Dans leur communiqué de presse au sujet de l’Eurobaromètre, les services de la Commission et du Parlement européen présentent de manière très positive les résultats de l’étude. Ils insistent sur la confiance des Européens vis-à-vis des institutions de l’UE et sur leur compréhension des politiques menées par l’UE. Pourtant, quand on l’étudie plus précisément, on réalise que l’Eurobaromètre ne montre qu’un aspect positif - certes très important - : les citoyens européens aiment l’UE et la plupart d’entre eux ne veut pas que leur pays la quitte.

Néanmoins - et les services des institutions ne le présentent pas - les citoyens consultés expriment plusieurs inquiétudes quant à l’avenir de l’Europe : sur les sujets sociaux et sécuritaires notamment, et surtout sur la question migratoire. Ces inquiétudes se traduisent par un soutien finalement hétérogène de la population aux institutions de l’UE, en particulier à l’est et au sud.

L’enjeu climatique s’impose dans plusieurs pays et pourrait devenir un sujet crucial pour les prochaines élections européennes. Il n’est toutefois pas partagé entre les classes sociales et concerne plus les élites que les classes populaires. Il faut donc faire attention à l’apparition d’un clivage entre progressistes et populistes, qui cache un clivage entre classes. Ce clivage permet en effet aux populistes de se légitimer en se présentant comme défenseurs du peuple contre les élites.
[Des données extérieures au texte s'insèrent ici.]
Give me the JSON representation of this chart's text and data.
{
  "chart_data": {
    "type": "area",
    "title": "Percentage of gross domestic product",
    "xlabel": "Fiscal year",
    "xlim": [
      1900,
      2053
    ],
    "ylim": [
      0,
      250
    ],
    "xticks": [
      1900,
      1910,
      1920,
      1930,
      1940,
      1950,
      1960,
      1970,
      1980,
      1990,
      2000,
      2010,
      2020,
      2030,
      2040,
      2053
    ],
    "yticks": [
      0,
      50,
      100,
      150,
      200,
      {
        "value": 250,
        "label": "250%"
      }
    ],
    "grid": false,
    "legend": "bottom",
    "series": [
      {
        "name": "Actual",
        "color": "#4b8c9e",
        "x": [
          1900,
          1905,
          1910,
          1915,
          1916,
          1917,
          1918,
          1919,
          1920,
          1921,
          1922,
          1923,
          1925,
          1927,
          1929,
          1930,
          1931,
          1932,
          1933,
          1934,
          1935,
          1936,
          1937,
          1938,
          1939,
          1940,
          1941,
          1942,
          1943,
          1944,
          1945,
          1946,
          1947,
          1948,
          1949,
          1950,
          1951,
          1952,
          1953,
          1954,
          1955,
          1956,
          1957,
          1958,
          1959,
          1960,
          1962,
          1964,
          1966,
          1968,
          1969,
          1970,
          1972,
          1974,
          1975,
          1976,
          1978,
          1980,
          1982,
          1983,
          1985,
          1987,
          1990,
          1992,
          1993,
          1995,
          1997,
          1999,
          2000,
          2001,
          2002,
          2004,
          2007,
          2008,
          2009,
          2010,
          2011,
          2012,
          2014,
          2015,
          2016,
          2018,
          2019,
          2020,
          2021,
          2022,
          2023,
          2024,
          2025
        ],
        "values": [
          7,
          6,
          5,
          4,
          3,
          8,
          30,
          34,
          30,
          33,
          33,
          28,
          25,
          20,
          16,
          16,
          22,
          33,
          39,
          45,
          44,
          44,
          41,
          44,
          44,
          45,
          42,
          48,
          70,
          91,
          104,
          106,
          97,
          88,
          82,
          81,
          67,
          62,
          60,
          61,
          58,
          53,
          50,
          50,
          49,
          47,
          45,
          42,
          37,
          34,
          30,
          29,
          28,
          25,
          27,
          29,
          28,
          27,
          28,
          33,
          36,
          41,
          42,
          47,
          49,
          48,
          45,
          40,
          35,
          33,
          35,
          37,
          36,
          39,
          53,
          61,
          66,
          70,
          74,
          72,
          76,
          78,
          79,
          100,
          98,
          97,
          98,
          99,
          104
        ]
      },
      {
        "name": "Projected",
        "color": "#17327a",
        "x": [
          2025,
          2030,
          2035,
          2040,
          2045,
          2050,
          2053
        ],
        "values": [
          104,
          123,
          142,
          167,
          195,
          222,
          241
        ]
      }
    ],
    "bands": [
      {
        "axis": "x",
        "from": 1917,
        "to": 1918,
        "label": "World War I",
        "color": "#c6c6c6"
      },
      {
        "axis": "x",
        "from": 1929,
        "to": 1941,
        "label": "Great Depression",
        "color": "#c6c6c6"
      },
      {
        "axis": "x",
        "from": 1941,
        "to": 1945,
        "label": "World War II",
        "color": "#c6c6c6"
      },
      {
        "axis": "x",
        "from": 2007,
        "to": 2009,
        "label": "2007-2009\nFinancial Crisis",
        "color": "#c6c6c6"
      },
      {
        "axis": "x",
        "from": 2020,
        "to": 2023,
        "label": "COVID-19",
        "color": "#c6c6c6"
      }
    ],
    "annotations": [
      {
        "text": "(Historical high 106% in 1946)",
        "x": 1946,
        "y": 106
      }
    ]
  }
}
Le clivage entre progressistes et populistes défend que les élites et le peuple n’ont pas les mêmes valeurs au sujet de l’écologie alors qu’ils n’ont simplement pas la même préoccupation pour cet enjeu. Le clivage entre progressistes et populistes porte uniquement sur les valeurs et non sur les sujets de préoccupation.

Pour les pro-européens, le danger d’une campagne qui se limiterait à ce clivage sans répondre à la question migratoire et à la demande de protection des catégories populaires est bien réel. Les pro-européens doivent donc s’emparer de ces sujets qui sont aujourd’hui monopolisés par les partis souverainistes et eurosceptiques. Le discours progressiste actuel, qui défend des valeurs d’ouverture, de droits de l’homme, la question climatique et un certain optimisme économique est en phase avec les aspirations des catégories supérieures, mais ne rencontrera que peu d’écho dans les catégories populaires. Les divisions entre Européens sur les enjeux prioritaires ne se retrouvent pas seulement à l’échelle du continent mais aussi à celle des pays, entre classes sociales. L’UE doit faire attention à ne pas une fois de plus être identifiée aux élites : compte tenu du contexte politique actuel, ce serait la fois de trop.